Head of the nurses and midwives trade union Monika Kavecka (right) and president of the chamber of nurses and midwives Iveta Lazorova.

Bratislava, February 2 (TASR) – The nurses who’ve submitted mass resignations declared their willingness to reach a compromise in order to prevent further damage in the health care sector, TASR learnt from their representatives on Tuesday.

“Mr Minister, we want to make an agreement, and we want to make an agreement with the Government … The nurses are ready to hold talks on a compromise proposal,” said head of the nurses and midwives trade union (OZSaPA) Monika Kavecka.

“The nurses’ trade union continues to hope for an agreement that will be attained after a constructive discussion involving the willingness of both camps to reach a compromise. On behalf of Slovak patients, we’re awaiting a step forward from the Slovak Government,” said Kavecka.

President of the chamber of nurses and midwives (SKSaPA) Iveta Lazorova admitted that such a deal might only concern the approximately 600 nurses who have followed through with their resignations at present, while a different solution would apply to all other nurses.

“We have yet to receive a concrete proposal from the nurses’ representatives.
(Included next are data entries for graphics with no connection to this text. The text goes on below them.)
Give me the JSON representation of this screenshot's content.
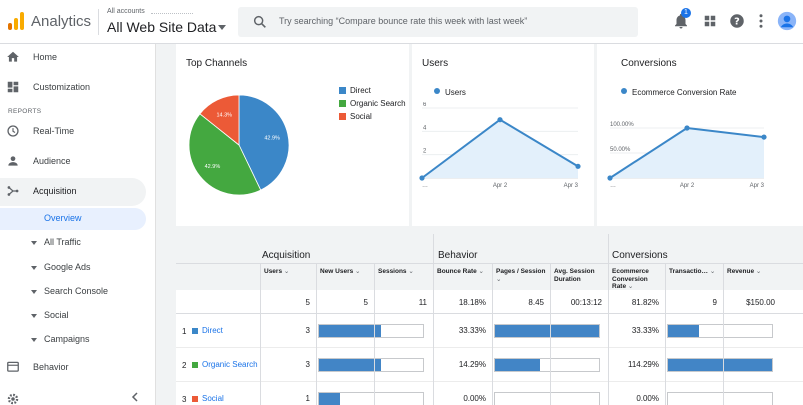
{
  "header": {
    "app_title": "Analytics",
    "account_label": "All accounts",
    "property_name": "All Web Site Data",
    "search_placeholder": "Try searching “Compare bounce rate this week with last week”",
    "notification_count": "1",
    "logo_colors": [
      "#f9ab00",
      "#e37400",
      "#e8710a"
    ]
  },
  "sidebar": {
    "top_items": [
      {
        "label": "Home",
        "icon": "home-icon"
      },
      {
        "label": "Customization",
        "icon": "dashboard-icon"
      }
    ],
    "section_label": "REPORTS",
    "report_items": [
      {
        "label": "Real-Time",
        "icon": "clock-icon"
      },
      {
        "label": "Audience",
        "icon": "person-icon"
      },
      {
        "label": "Acquisition",
        "icon": "acquisition-icon"
      }
    ],
    "acquisition_children": [
      {
        "label": "Overview"
      },
      {
        "label": "All Traffic"
      },
      {
        "label": "Google Ads"
      },
      {
        "label": "Search Console"
      },
      {
        "label": "Social"
      },
      {
        "label": "Campaigns"
      }
    ],
    "behavior_label": "Behavior"
  },
  "cards": {
    "top_channels": {
      "title": "Top Channels",
      "legend": [
        "Direct",
        "Organic Search",
        "Social"
      ],
      "colors": [
        "#3b87c8",
        "#44a840",
        "#ec5a37"
      ]
    },
    "users": {
      "title": "Users",
      "legend": "Users"
    },
    "conversions": {
      "title": "Conversions",
      "legend": "Ecommerce Conversion Rate"
    }
  },
  "chart_data": [
    {
      "type": "pie",
      "categories": [
        "Direct",
        "Organic Search",
        "Social"
      ],
      "values": [
        42.9,
        42.9,
        14.3
      ],
      "labels": [
        "42.9%",
        "42.9%",
        "14.3%"
      ]
    },
    {
      "type": "area",
      "x": [
        "…",
        "Apr 2",
        "Apr 3"
      ],
      "series": [
        {
          "name": "Users",
          "values": [
            0,
            5,
            1
          ]
        }
      ],
      "y_ticks": [
        "6",
        "4",
        "2"
      ],
      "ylim": [
        0,
        6
      ]
    },
    {
      "type": "area",
      "x": [
        "…",
        "Apr 2",
        "Apr 3"
      ],
      "series": [
        {
          "name": "Ecommerce Conversion Rate",
          "values": [
            0,
            100,
            81.82
          ]
        }
      ],
      "y_ticks": [
        "100.00%",
        "50.00%"
      ],
      "ylim": [
        0,
        120
      ]
    }
  ],
  "table": {
    "groups": [
      "Acquisition",
      "Behavior",
      "Conversions"
    ],
    "columns": [
      {
        "label": "Users",
        "sort": "⌄"
      },
      {
        "label": "New Users",
        "sort": "⌄"
      },
      {
        "label": "Sessions",
        "sort": "⌄"
      },
      {
        "label": "Bounce Rate",
        "sort": "⌄"
      },
      {
        "label": "Pages / Session",
        "sort": "⌄"
      },
      {
        "label": "Avg. Session Duration",
        "sort": ""
      },
      {
        "label": "Ecommerce Conversion Rate",
        "sort": "⌄"
      },
      {
        "label": "Transactio…",
        "sort": "⌄"
      },
      {
        "label": "Revenue",
        "sort": "⌄"
      }
    ],
    "totals": [
      "5",
      "5",
      "11",
      "18.18%",
      "8.45",
      "00:13:12",
      "81.82%",
      "9",
      "$150.00"
    ],
    "rows": [
      {
        "num": "1",
        "name": "Direct",
        "color": "#3b87c8",
        "users": "3",
        "new_users_share": 0.6,
        "bounce_rate": "33.33%",
        "pages_share": 1.0,
        "conv_rate": "33.33%",
        "transactions_share": 0.3
      },
      {
        "num": "2",
        "name": "Organic Search",
        "color": "#44a840",
        "users": "3",
        "new_users_share": 0.6,
        "bounce_rate": "14.29%",
        "pages_share": 0.43,
        "conv_rate": "114.29%",
        "transactions_share": 1.0
      },
      {
        "num": "3",
        "name": "Social",
        "color": "#ec5a37",
        "users": "1",
        "new_users_share": 0.2,
        "bounce_rate": "0.00%",
        "pages_share": 0,
        "conv_rate": "0.00%",
        "transactions_share": 0
      }
    ]
  }
}
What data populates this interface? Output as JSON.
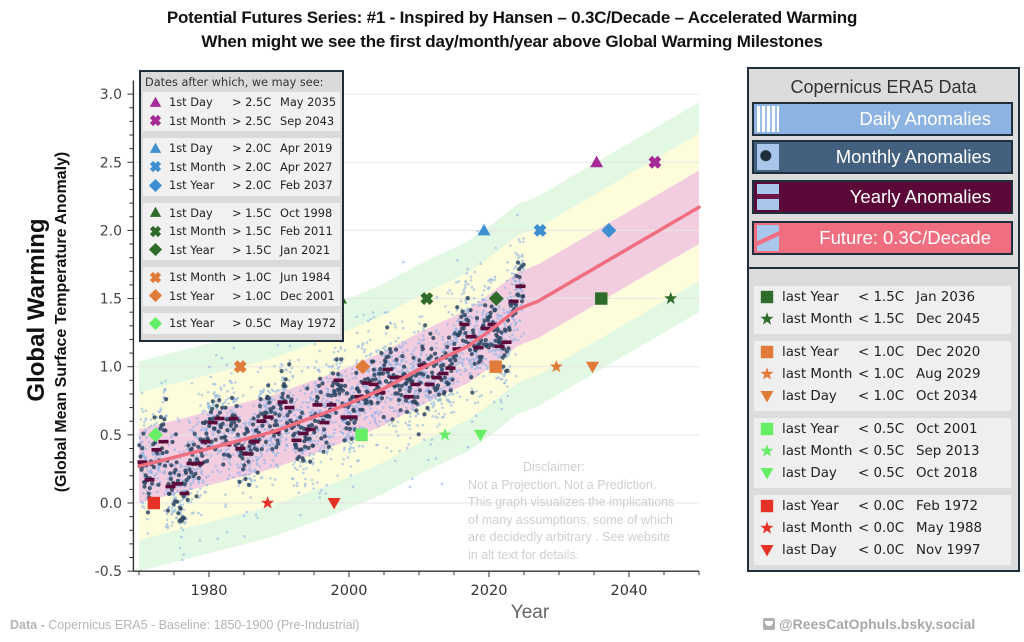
{
  "title": {
    "line1": "Potential Futures Series: #1 - Inspired by Hansen – 0.3C/Decade – Accelerated Warming",
    "line2": "When might we see the first day/month/year above Global Warming Milestones"
  },
  "axes": {
    "ylabel_main": "Global Warming",
    "ylabel_sub": "(Global Mean Surface Temperature Anomaly)",
    "xlabel": "Year"
  },
  "chart_data": {
    "type": "scatter",
    "title": "Potential Futures Series: #1 - Inspired by Hansen – 0.3C/Decade – Accelerated Warming",
    "subtitle": "When might we see the first day/month/year above Global Warming Milestones",
    "xlabel": "Year",
    "ylabel": "Global Warming (Global Mean Surface Temperature Anomaly)",
    "xlim": [
      1969.2,
      2050
    ],
    "ylim": [
      -0.5,
      3.1
    ],
    "xticks": [
      1980,
      2000,
      2020,
      2040
    ],
    "xtick_labels": [
      "1980",
      "2000",
      "2020",
      "2040"
    ],
    "yticks": [
      -0.5,
      0.0,
      0.5,
      1.0,
      1.5,
      2.0,
      2.5,
      3.0
    ],
    "ytick_labels": [
      "-0.5",
      "0.0",
      "0.5",
      "1.0",
      "1.5",
      "2.0",
      "2.5",
      "3.0"
    ],
    "grid": "horizontal",
    "legend": [
      "top-left",
      "right"
    ],
    "series": {
      "daily": {
        "name": "Daily Anomalies",
        "color": "#8db3e2",
        "spread_sd": 0.2
      },
      "monthly": {
        "name": "Monthly Anomalies",
        "color": "#2d4560",
        "spread_sd": 0.12
      },
      "yearly": {
        "name": "Yearly Anomalies",
        "color": "#5c0a3a",
        "x": [
          1970,
          1971,
          1972,
          1973,
          1974,
          1975,
          1976,
          1977,
          1978,
          1979,
          1980,
          1981,
          1982,
          1983,
          1984,
          1985,
          1986,
          1987,
          1988,
          1989,
          1990,
          1991,
          1992,
          1993,
          1994,
          1995,
          1996,
          1997,
          1998,
          1999,
          2000,
          2001,
          2002,
          2003,
          2004,
          2005,
          2006,
          2007,
          2008,
          2009,
          2010,
          2011,
          2012,
          2013,
          2014,
          2015,
          2016,
          2017,
          2018,
          2019,
          2020,
          2021,
          2022,
          2023,
          2024
        ],
        "values": [
          0.3,
          0.17,
          0.39,
          0.45,
          0.12,
          0.14,
          0.07,
          0.29,
          0.29,
          0.45,
          0.59,
          0.62,
          0.43,
          0.62,
          0.4,
          0.36,
          0.45,
          0.6,
          0.63,
          0.52,
          0.74,
          0.7,
          0.46,
          0.51,
          0.54,
          0.72,
          0.59,
          0.72,
          0.9,
          0.63,
          0.63,
          0.78,
          0.88,
          0.87,
          0.81,
          0.98,
          0.92,
          0.92,
          0.78,
          0.87,
          1.01,
          0.87,
          0.92,
          0.95,
          0.99,
          1.13,
          1.31,
          1.22,
          1.14,
          1.28,
          1.31,
          1.15,
          1.18,
          1.48,
          1.59
        ]
      },
      "future": {
        "name": "Future: 0.3C/Decade",
        "color": "#ef6f80",
        "x": [
          1970,
          1980,
          1989,
          1996.5,
          2000,
          2005,
          2010,
          2017,
          2020,
          2024,
          2027,
          2030,
          2040,
          2050
        ],
        "values": [
          0.27,
          0.4,
          0.52,
          0.66,
          0.73,
          0.84,
          0.98,
          1.15,
          1.26,
          1.42,
          1.48,
          1.57,
          1.87,
          2.17
        ],
        "band_offsets": [
          0.27,
          0.54,
          0.77
        ],
        "band_colors": [
          "#f2cde0",
          "#fdfddc",
          "#e3f8e3"
        ]
      }
    },
    "milestones_first": [
      [
        {
          "label": "1st Day",
          "cond": "> 2.5C",
          "date": "May 2035",
          "year": 2035.37,
          "value": 2.5,
          "shape": "triangle-up",
          "color": "#a52a96"
        },
        {
          "label": "1st Month",
          "cond": "> 2.5C",
          "date": "Sep 2043",
          "year": 2043.7,
          "value": 2.5,
          "shape": "x",
          "color": "#a52a96"
        }
      ],
      [
        {
          "label": "1st Day",
          "cond": "> 2.0C",
          "date": "Apr 2019",
          "year": 2019.29,
          "value": 2.0,
          "shape": "triangle-up",
          "color": "#3d8fd1"
        },
        {
          "label": "1st Month",
          "cond": "> 2.0C",
          "date": "Apr 2027",
          "year": 2027.29,
          "value": 2.0,
          "shape": "x",
          "color": "#3d8fd1"
        },
        {
          "label": "1st Year",
          "cond": "> 2.0C",
          "date": "Feb 2037",
          "year": 2037.12,
          "value": 2.0,
          "shape": "diamond",
          "color": "#3d8fd1"
        }
      ],
      [
        {
          "label": "1st Day",
          "cond": "> 1.5C",
          "date": "Oct 1998",
          "year": 1998.79,
          "value": 1.5,
          "shape": "triangle-up",
          "color": "#2f6b2a"
        },
        {
          "label": "1st Month",
          "cond": "> 1.5C",
          "date": "Feb 2011",
          "year": 2011.12,
          "value": 1.5,
          "shape": "x",
          "color": "#2f6b2a"
        },
        {
          "label": "1st Year",
          "cond": "> 1.5C",
          "date": "Jan 2021",
          "year": 2021.04,
          "value": 1.5,
          "shape": "diamond",
          "color": "#2f6b2a"
        }
      ],
      [
        {
          "label": "1st Month",
          "cond": "> 1.0C",
          "date": "Jun 1984",
          "year": 1984.46,
          "value": 1.0,
          "shape": "x",
          "color": "#e07b39"
        },
        {
          "label": "1st Year",
          "cond": "> 1.0C",
          "date": "Dec 2001",
          "year": 2001.96,
          "value": 1.0,
          "shape": "diamond",
          "color": "#e07b39"
        }
      ],
      [
        {
          "label": "1st Year",
          "cond": "> 0.5C",
          "date": "May 1972",
          "year": 1972.37,
          "value": 0.5,
          "shape": "diamond",
          "color": "#66ee66"
        }
      ]
    ],
    "milestones_last": [
      [
        {
          "label": "last Year",
          "cond": "< 1.5C",
          "date": "Jan 2036",
          "year": 2036.04,
          "value": 1.5,
          "shape": "square",
          "color": "#2f6b2a"
        },
        {
          "label": "last Month",
          "cond": "< 1.5C",
          "date": "Dec 2045",
          "year": 2045.96,
          "value": 1.5,
          "shape": "star",
          "color": "#2f6b2a"
        }
      ],
      [
        {
          "label": "last Year",
          "cond": "< 1.0C",
          "date": "Dec 2020",
          "year": 2020.96,
          "value": 1.0,
          "shape": "square",
          "color": "#e07b39"
        },
        {
          "label": "last Month",
          "cond": "< 1.0C",
          "date": "Aug 2029",
          "year": 2029.62,
          "value": 1.0,
          "shape": "star",
          "color": "#e07b39"
        },
        {
          "label": "last Day",
          "cond": "< 1.0C",
          "date": "Oct 2034",
          "year": 2034.79,
          "value": 1.0,
          "shape": "triangle-down",
          "color": "#e07b39"
        }
      ],
      [
        {
          "label": "last Year",
          "cond": "< 0.5C",
          "date": "Oct 2001",
          "year": 2001.79,
          "value": 0.5,
          "shape": "square",
          "color": "#66ee66"
        },
        {
          "label": "last Month",
          "cond": "< 0.5C",
          "date": "Sep 2013",
          "year": 2013.71,
          "value": 0.5,
          "shape": "star",
          "color": "#66ee66"
        },
        {
          "label": "last Day",
          "cond": "< 0.5C",
          "date": "Oct 2018",
          "year": 2018.79,
          "value": 0.5,
          "shape": "triangle-down",
          "color": "#66ee66"
        }
      ],
      [
        {
          "label": "last Year",
          "cond": "< 0.0C",
          "date": "Feb 1972",
          "year": 1972.12,
          "value": 0.0,
          "shape": "square",
          "color": "#e53227"
        },
        {
          "label": "last Month",
          "cond": "< 0.0C",
          "date": "May 1988",
          "year": 1988.37,
          "value": 0.0,
          "shape": "star",
          "color": "#e53227"
        },
        {
          "label": "last Day",
          "cond": "< 0.0C",
          "date": "Nov 1997",
          "year": 1997.87,
          "value": 0.0,
          "shape": "triangle-down",
          "color": "#e53227"
        }
      ]
    ]
  },
  "legend_left": {
    "header": "Dates after which, we may see:"
  },
  "legend_right": {
    "header": "Copernicus ERA5 Data",
    "daily_label": "Daily Anomalies",
    "monthly_label": "Monthly Anomalies",
    "yearly_label": "Yearly Anomalies",
    "future_label": "Future: 0.3C/Decade"
  },
  "disclaimer": {
    "heading": "Disclaimer:",
    "lines": [
      "Not a Projection. Not a Prediction.",
      "This graph visualizes the implications",
      "of many assumptions, some of which",
      "are decidedly arbitrary . See website",
      "in alt text for details."
    ]
  },
  "footer": {
    "data_prefix": "Data -",
    "data_text": " Copernicus ERA5 - Baseline: 1850-1900 (Pre-Industrial)",
    "social_handle": "@ReesCatOphuls.bsky.social"
  }
}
Naturally, if that happens, we’ll be happy to learn more about it. At any rate, the door for talks at the Health Ministry remains open,” said Health Ministry spokesman Peter Bubla.

Such a compromise proposal is now being put forward to the nurses concerned, said Kavecka, who stopped short of saying when it might be tabled in preparation for talks with the ministry.

She was reluctant to discuss its terms with journalists, but admitted that the nurses are ready to settle for a lower salary rise than initially sought. “Salaries aren’t the single most important thing here,” said Kavecka. By contrast, the nurses stick to their requirement concerning a solution to address understaffed hospitals.

Lazorova said that she’s confident that there is enough funding in the sector to accommodate their demands. Both organisations also noted that it is difficult to replace the nurses at the hospitals most affected by the mass resignation drive.

They also warned that more nurses and midwives – specifically 120 in number – are to leave their jobs, specifically at hospitals in Trencin, and in Martin, Dolny Kubin and Trstena (all Zilina region).